まるで汚染区域に入ってアウトブレイクしてしまったかのような皮膚は、いったいどんな手触りなのか。

文字で伝えるのが難しいですが、例えるなら「爬虫類っぽい」さわり心地。多くの魚に共通する硬いウロコの感触とは全く異なり、ブヨブヨの皮膚みたいな独特な手触りを持ちます。
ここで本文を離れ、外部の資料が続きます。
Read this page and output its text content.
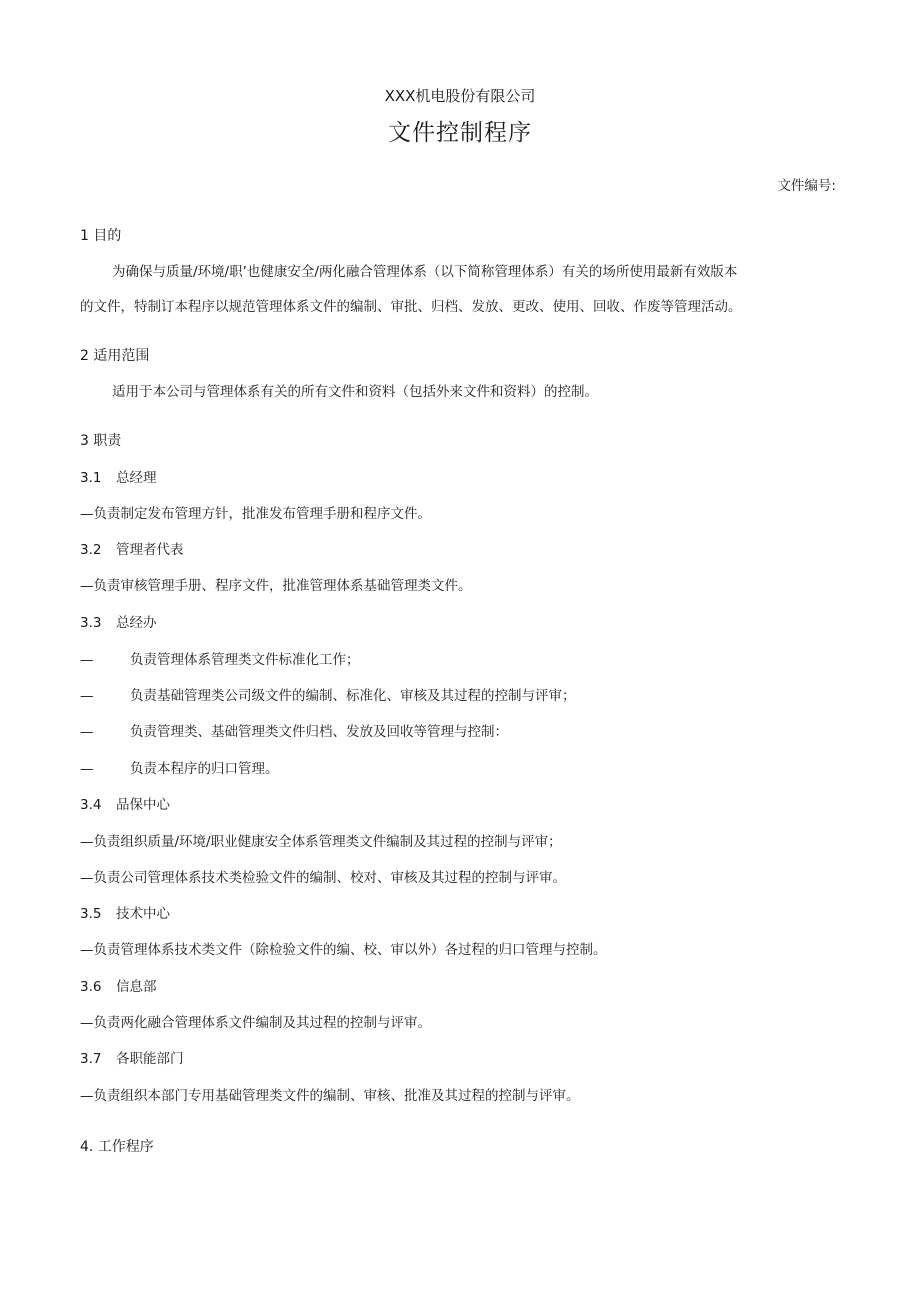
XXX机电股份有限公司
文件控制程序
文件编号:
1 目的
为确保与质量/环境/职’也健康安全/两化融合管理体系（以下简称管理体系）有关的场所使用最新有效版本
的文件，特制订本程序以规范管理体系文件的编制、审批、归档、发放、更改、使用、回收、作废等管理活动。
2 适用范围
适用于本公司与管理体系有关的所有文件和资料（包括外来文件和资料）的控制。
3 职责
3.1 总经理
—负责制定发布管理方针，批准发布管理手册和程序文件。
3.2 管理者代表
—负责审核管理手册、程序文件，批准管理体系基础管理类文件。
3.3 总经办
—	负责管理体系管理类文件标准化工作；
—	负责基础管理类公司级文件的编制、标准化、审核及其过程的控制与评审；
—	负责管理类、基础管理类文件归档、发放及回收等管理与控制：
—	负责本程序的归口管理。
3.4 品保中心
—负责组织质量/环境/职业健康安全体系管理类文件编制及其过程的控制与评审；
—负责公司管理体系技术类检验文件的编制、校对、审核及其过程的控制与评审。
3.5 技术中心
—负责管理体系技术类文件（除检验文件的编、校、审以外）各过程的归口管理与控制。
3.6 信息部
—负责两化融合管理体系文件编制及其过程的控制与评审。
3.7 各职能部门
—负责组织本部门专用基础管理类文件的编制、审核、批准及其过程的控制与评审。
4. 工作程序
ぶ厚い皮にヌメリはほぼ無く、ブヨブヨとたるんでいて触った時の不快感は割と強めです。

ケムシカジカの大きな口に注意

ケムシカジカの大きな口には、びっしりと細かい歯が生えていて、触ると地味に痛いことも特徴の一つと言えるでしょう。

つかみどころによってはケガをしますのでご注意を。

ケムシカジカって美味しいの?

お待たせしました。食用魚であるなら、見た目はどうであれ食べれるはず。

ということで、気になって仕方がないケムシカジカの味の話です。

結論から言えば、「あっさりとして普通に美味しい味」です。

しかも、見た目&名前とのギャップから3割増しというお得感満載の魚でした。

一番おいしい食べ方は、刺身よりは火を通すと良いでしょう。唐揚げ、煮物に最適であると感じました。刺身でも普通に食べれそうですが、身がプルプルとして水分が多く、脂も少なめでやや物足りないかなと言う印象を受けます。

なお、頭が大きく身は細いので、歩留まりはかなり悪いです。そのうえ内臓も大きめ。でも、調べてみると実はこの肝が美味であるということでした。肝を生かすなら、鍋料理が良いのではないでしょうか。

処理方法は、基本的には他の魚と変わりませんが、カワハギ科の魚のように皮が丈夫な魚であるため、ウロコは取らずに皮を剥いで処理します。複雑な見た目に反して意外と下処理は簡単。

以上、ケムシカジカの紹介でした。

ちなみに、食べるよりも生きている姿を観察したい魚であると感じるのは僕だけでしょうか。